Jane discovers that her father has not ordered any new dolls for six months, and returns to the woods to examine the burned box. The puppet inside speaks to her in Matt’s voice. She realizes she has to save Robert, and returns to the House. At the house, Magrew puts Robert's soul into the puppet Tank, but the puppets attack him, angry that he killed Robert. Jane arrives to find her father bleeding to death, pointing at Tank, saying "I did it". Suddenly, the Tank puppet points its arm at Magrew and shoots him dead with a bolt of electricity. The film ends with Magrew screaming before death, and Jane screaming in horrified terror.

==Cast==
- George Peck as Dr. Magrew
- Emily Harrison as Jane Magrew
- Josh Green as Robert 'Tank' Winsley
- Michael D. Guerin Joey Carp
- Michael Sollenberger as Station Owner
- Marc Newburger as Art Cooney
- Scott Boyer as Larry
- Jason Dean Booher as Pogo
- Robert Donavan as Sheriff Garvey
- Jason-Shane Scott as Deputy Wayburn
- William Knight as Medical Examiner
- Patrick Thomas as Shipping Agent
- Ariauna Albright as Operator's Voice
- J. R. Bookwalter as Tommy Berke's Voice

===Featured puppets===
- Blade
- Pinhead
- Leech Woman
- Jester
- Tunneler
- Torch (Stock Footage only)
- Six-Shooter
- Matt (Freak)
- Tank
- Dummy

==Development==
In the VideoZone for Puppet Master 5: The Final Chapter, Charles Band stated that while the film was intended to be the final installment of the Puppet Master series, a spin-off trilogy titled Puppet Wars was planned to begin in 1995 with the first entry tentatively titled Puppet Wars: The First Chapter. In Castle Freaks Videozone, the name was revealed to have been changed to Curse of the Puppet Master, with the plot involving Andre Tulon and the puppets in World War 2 fighting a mummy. The Puppet Wars series was canceled as a result of Paramount Pictures ending its distribution deal with Full Moon Entertainment in 1995.

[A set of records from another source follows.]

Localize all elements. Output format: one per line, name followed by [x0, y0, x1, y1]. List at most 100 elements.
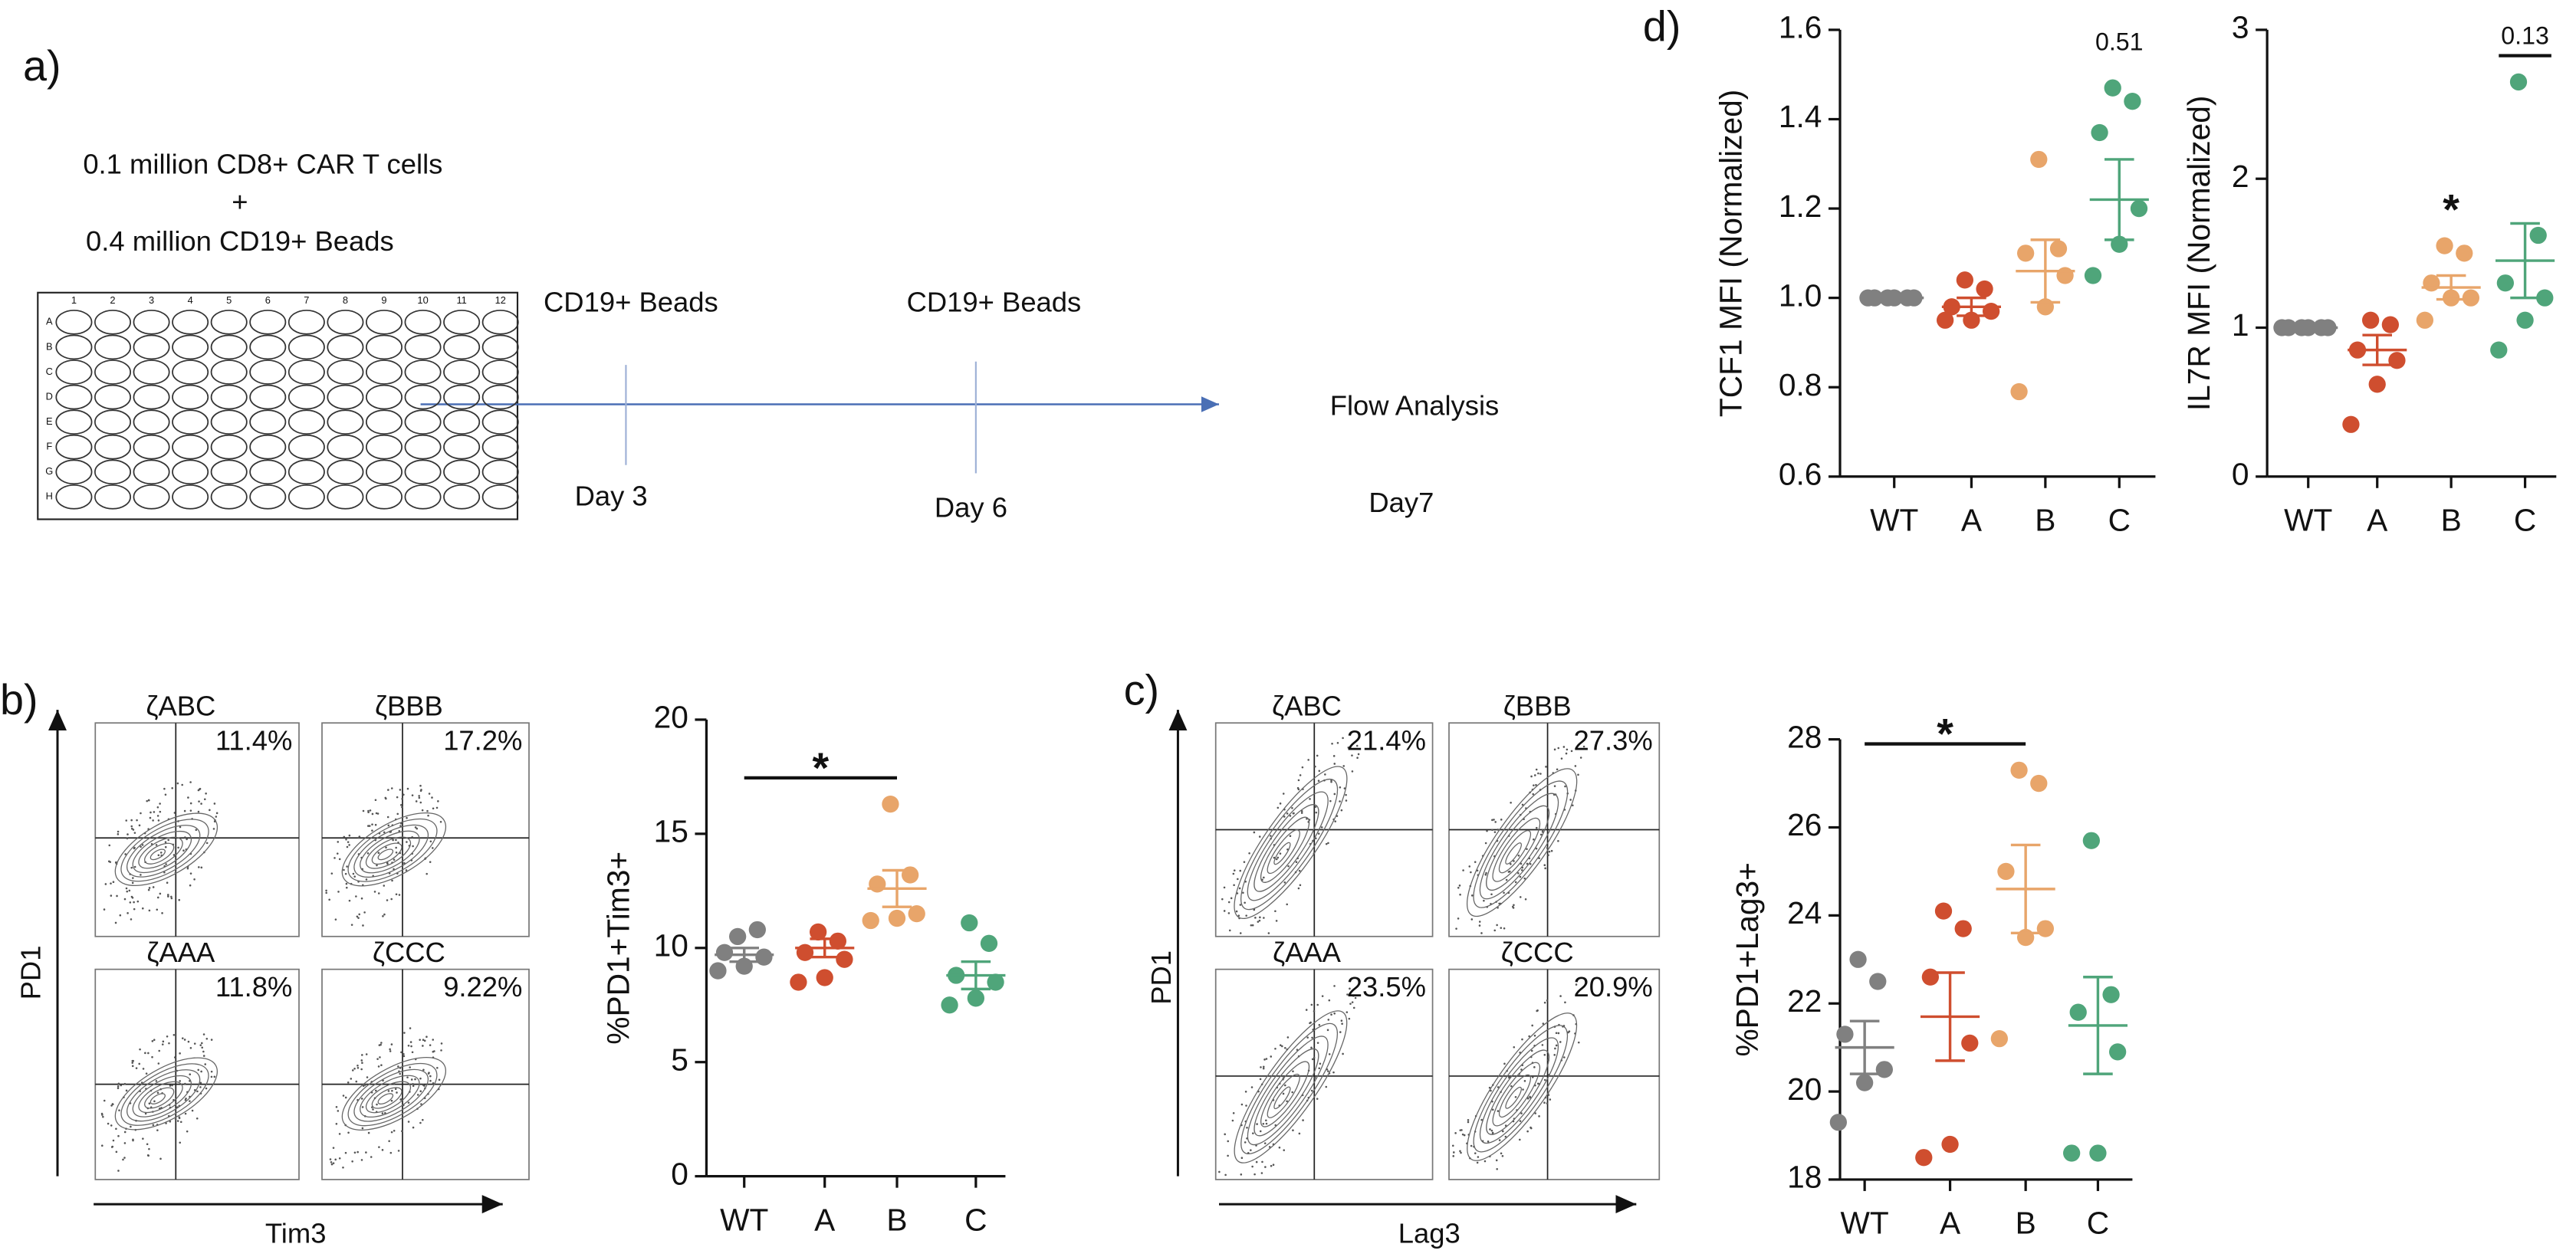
well [133, 459, 170, 485]
event-dot [1480, 932, 1483, 934]
event-dot [202, 1055, 205, 1057]
event-dot [347, 841, 350, 843]
data-point [2509, 73, 2528, 91]
event-dot [1270, 835, 1272, 837]
panel-label: c) [1124, 666, 1159, 714]
well [481, 359, 519, 385]
event-dot [418, 796, 421, 799]
event-dot [1550, 849, 1553, 852]
event-dot [366, 852, 370, 855]
event-dot [1261, 1160, 1263, 1163]
well [443, 334, 481, 360]
event-dot [1351, 1001, 1354, 1003]
y-axis-label: TCF1 MFI (Normalized) [1713, 90, 1748, 417]
event-dot [346, 865, 348, 868]
event-dot [429, 1075, 432, 1078]
event-dot [112, 881, 115, 883]
sample-name: ζABC [1272, 691, 1342, 722]
event-dot [337, 891, 340, 893]
event-dot [334, 1158, 337, 1161]
event-dot [155, 844, 158, 846]
data-point [2056, 267, 2074, 284]
event-dot [1484, 842, 1487, 845]
event-dot [1497, 1110, 1500, 1112]
event-dot [414, 826, 417, 829]
event-dot [1514, 881, 1517, 884]
event-dot [1470, 1144, 1473, 1147]
event-dot [1520, 868, 1523, 871]
event-dot [179, 825, 182, 829]
well [133, 359, 170, 385]
event-dot [141, 844, 144, 846]
well [366, 310, 403, 335]
event-dot [1333, 985, 1336, 987]
event-dot [402, 1055, 406, 1058]
event-dot [1227, 1140, 1230, 1143]
event-dot [197, 789, 200, 792]
event-dot [387, 789, 389, 791]
event-dot [381, 1149, 384, 1151]
event-dot [360, 1098, 363, 1100]
event-dot [1533, 774, 1536, 776]
well [210, 434, 248, 460]
flow-plot [321, 722, 530, 937]
event-dot [179, 1080, 181, 1082]
event-dot [1579, 756, 1582, 759]
well [172, 434, 209, 460]
event-dot [1327, 1070, 1329, 1072]
event-dot [386, 899, 389, 901]
event-dot [356, 915, 359, 918]
well [210, 359, 248, 385]
data-point [2017, 245, 2035, 262]
event-dot [361, 1127, 364, 1130]
event-dot [353, 1151, 356, 1154]
event-dot [431, 796, 433, 799]
event-dot [1330, 1013, 1332, 1016]
event-dot [1242, 891, 1244, 894]
event-dot [399, 789, 402, 791]
well [172, 409, 209, 435]
event-dot [1319, 1062, 1322, 1065]
event-dot [432, 1050, 435, 1053]
event-dot [407, 1121, 410, 1123]
event-dot [375, 812, 378, 815]
flow-axis-label: PD1 [15, 946, 46, 1000]
event-dot [172, 1033, 176, 1036]
event-dot [422, 1045, 424, 1047]
event-dot [325, 891, 327, 894]
event-dot [159, 1157, 162, 1160]
event-dot [390, 787, 393, 789]
event-dot [1347, 747, 1350, 749]
event-dot [414, 1078, 416, 1081]
event-dot [115, 1150, 118, 1154]
event-dot [189, 884, 192, 887]
event-dot [1282, 793, 1285, 795]
flow-plot [94, 722, 300, 937]
event-dot [1534, 1112, 1536, 1114]
event-dot [1313, 1056, 1316, 1059]
event-dot [1529, 862, 1532, 865]
event-dot [1553, 1054, 1556, 1056]
event-dot [356, 1066, 360, 1069]
contour [1267, 1073, 1300, 1118]
contour [1466, 768, 1578, 917]
event-dot [1483, 899, 1485, 902]
x-tick-label: A [1940, 1206, 1961, 1241]
seeding-text: 0.4 million CD19+ Beads [86, 225, 394, 257]
event-dot [1530, 1127, 1533, 1130]
well [210, 484, 248, 510]
event-dot [205, 793, 207, 795]
event-dot [174, 1118, 177, 1121]
event-dot [1224, 1173, 1227, 1177]
contour [144, 842, 175, 865]
event-dot [199, 787, 202, 790]
event-dot [360, 1159, 363, 1161]
event-dot [147, 799, 150, 802]
event-dot [348, 844, 350, 846]
event-dot [157, 854, 160, 857]
contour [341, 812, 447, 887]
well [55, 334, 93, 360]
y-tick-label: 0 [671, 1156, 688, 1191]
event-dot [392, 839, 394, 842]
event-dot [176, 782, 179, 785]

Due to fan demand, Puppet Master was brought back in 1998 with a new film, reusing the Curse of the Puppet Master name. Production began around November 1997, and the film was shot over the course of eight days on a $200,000 budget. David W. Allen did not return to provide stop-motion effects, so the puppets were operated entirely using rod and string puppets, along with archival footage.

==Release==
Curse of the Puppet Master was released direct to video on VHS and DVD in 1998. The film was re-released on DVD in 2012 as part of a nine-film collection of the series by Echo Bridge Home Entertainment.

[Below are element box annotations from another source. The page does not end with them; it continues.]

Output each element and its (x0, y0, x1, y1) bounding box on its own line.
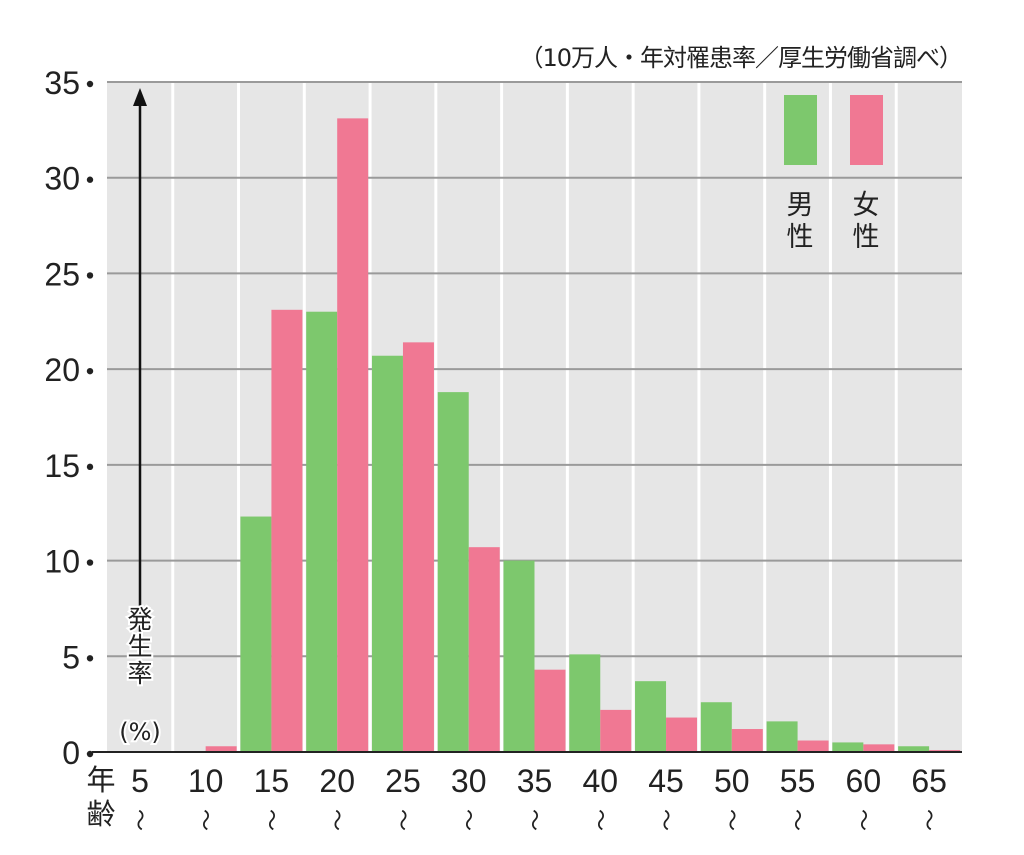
x-tick-range-mark: 〜 (455, 809, 480, 831)
y-tick-label: 15 (44, 448, 80, 484)
x-tick-range-mark: 〜 (323, 809, 348, 831)
bar-female (205, 746, 237, 752)
bar-female (600, 709, 632, 752)
bar-female (468, 547, 500, 752)
x-tick-range-mark: 〜 (126, 809, 151, 831)
x-tick-range-mark: 〜 (257, 809, 282, 831)
x-tick-range-mark: 〜 (849, 809, 874, 831)
y-tick-label: 25 (44, 256, 80, 292)
x-axis-label: 齢 (86, 797, 115, 831)
y-tick-dot (86, 463, 94, 471)
bar-male (700, 702, 732, 752)
y-tick-dot (86, 367, 94, 375)
legend-swatch-female (850, 95, 883, 165)
y-tick-dot (86, 80, 94, 88)
bar-female (337, 118, 369, 752)
x-tick-label: 60 (846, 763, 882, 799)
x-tick-label: 50 (714, 763, 750, 799)
x-tick-range-mark: 〜 (586, 809, 611, 831)
y-axis-arrow-head (133, 88, 147, 106)
y-tick-label: 5 (62, 639, 80, 675)
bar-male (898, 746, 930, 752)
legend-label-female: 性 (853, 222, 880, 253)
y-tick-dot (86, 750, 94, 758)
x-tick-range-mark: 〜 (389, 809, 414, 831)
bar-male (766, 721, 798, 752)
y-tick-label: 35 (44, 65, 80, 101)
x-tick-range-mark: 〜 (652, 809, 677, 831)
bar-male (503, 560, 535, 752)
bar-female (666, 717, 698, 752)
y-axis-label: 生 (127, 632, 152, 661)
x-tick-label: 30 (451, 763, 487, 799)
bar-male (635, 681, 667, 752)
bar-male (240, 516, 272, 752)
y-tick-label: 10 (44, 544, 80, 580)
legend-swatch-male (784, 95, 817, 165)
y-tick-label: 30 (44, 161, 80, 197)
x-tick-range-mark: 〜 (915, 809, 940, 831)
x-tick-label: 40 (582, 763, 618, 799)
x-tick-range-mark: 〜 (784, 809, 809, 831)
bar-male (437, 392, 469, 752)
legend-label-male: 男 (787, 190, 814, 221)
x-tick-label: 35 (517, 763, 553, 799)
y-tick-dot (86, 272, 94, 279)
bar-female (797, 740, 829, 752)
bar-female (271, 309, 303, 752)
bar-female (402, 342, 434, 752)
x-tick-label: 55 (780, 763, 816, 799)
y-tick-label: 20 (44, 352, 80, 388)
legend-label-female: 女 (853, 190, 880, 221)
bar-female (534, 669, 566, 752)
y-tick-dot (86, 655, 94, 662)
x-tick-label: 20 (319, 763, 355, 799)
bar-female (863, 744, 895, 752)
x-tick-range-mark: 〜 (718, 809, 743, 831)
source-note: （10万人・年対罹患率／厚生労働省調べ） (519, 44, 963, 72)
bar-male (832, 742, 864, 752)
x-tick-label: 25 (385, 763, 421, 799)
x-tick-range-mark: 〜 (192, 809, 217, 831)
y-tick-label: 0 (62, 735, 80, 771)
bar-male (569, 654, 601, 752)
legend-label-male: 性 (787, 222, 814, 253)
y-tick-dot (86, 559, 94, 566)
bar-male (371, 355, 403, 752)
x-tick-range-mark: 〜 (521, 809, 546, 831)
x-axis-label: 年 (86, 763, 115, 797)
y-tick-dot (86, 176, 94, 183)
x-tick-label: 45 (648, 763, 684, 799)
x-tick-label: 65 (911, 763, 947, 799)
x-tick-label: 10 (188, 763, 224, 799)
y-axis-label: 発 (127, 605, 152, 634)
bar-female (731, 729, 763, 752)
y-axis-label-unit: (%) (119, 718, 161, 746)
x-tick-label: 15 (254, 763, 290, 799)
y-axis-label: 率 (127, 659, 152, 688)
bar-male (306, 311, 338, 752)
x-tick-label: 5 (131, 763, 149, 799)
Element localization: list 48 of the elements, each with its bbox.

In 2017, the film was released on Blu-ray as part of a box set in a container resembling Andre Toulon's trunk. Due to issues with the original film negative, a lot of footage in this release was taken from the lower-quality VHS release and some visual effects were redone digitally. This Blu-ray was released in 2020 as part of a different box set that included all the same contents, minus the wooden trunk.